Gratifyingly, hydroformylations on this real system proceeded smoothly (Scheme 3). Using conditions optimized for the model system, each C10 epimer was generated with >95:5 diastereoselectivity depending upon the enantiomer of Binaphos ligand employed. Although it was possible to isolate the aldehyde products (22 and 25) directly—or derive the primary alcohols by quenching the reactions with sodium borohydride—addition of the mild methylating agent MeTi(ⁱPrO)₃ provided the corresponding methyl carbinols (23 and 26) as an inconsequential mixture of C11 epimers.²⁹ Dess-Martin oxidation then delivered the desired methyl ketones (24 and 27), which were isolated as single stereoisomers.

Scheme 3.

Hydroformylation and completion of fragment.
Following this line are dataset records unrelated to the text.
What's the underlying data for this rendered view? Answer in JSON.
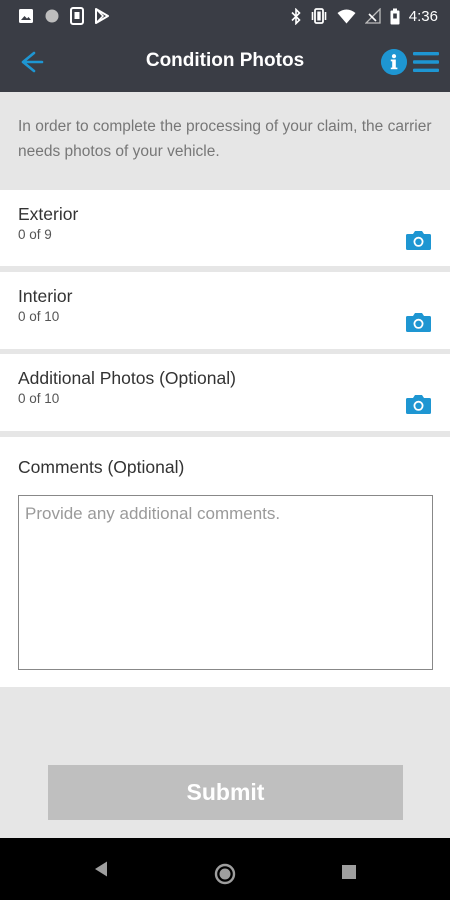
{
  "status_bar": {
    "time": "4:36"
  },
  "app_bar": {
    "title": "Condition Photos"
  },
  "intro_text": "In order to complete the processing of your claim, the carrier needs photos of your vehicle.",
  "photo_sections": [
    {
      "title": "Exterior",
      "count": "0 of 9"
    },
    {
      "title": "Interior",
      "count": "0 of 10"
    },
    {
      "title": "Additional Photos (Optional)",
      "count": "0 of 10"
    }
  ],
  "comments": {
    "label": "Comments (Optional)",
    "placeholder": "Provide any additional comments.",
    "value": ""
  },
  "submit_label": "Submit",
  "colors": {
    "accent": "#1e96d2",
    "app_bar": "#3a3d45",
    "disabled_button": "#bfbfbf"
  },
  "icons": [
    "image-icon",
    "circle-icon",
    "sim-icon",
    "play-store-icon",
    "bluetooth-icon",
    "vibrate-icon",
    "wifi-icon",
    "no-signal-icon",
    "battery-icon",
    "back-arrow-icon",
    "info-icon",
    "menu-icon",
    "camera-icon",
    "nav-back-icon",
    "nav-home-icon",
    "nav-recents-icon"
  ]
}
In summary, the C1–C12 fragment of tedanolide C has been prepared in protected form. The synthesis is short, only eight steps from 2-methyl-2,4-pentadienal (10), and enables efficient access to both C10 epimers via late-stage hydroformylation of a common diene intermediate. Additional synthetic and stereochemical studies on tedanolide C and its analogs are underway. Further development of our general diene elaboration/hydroformylation strategy and application toward other natural product challenges will be forthcoming.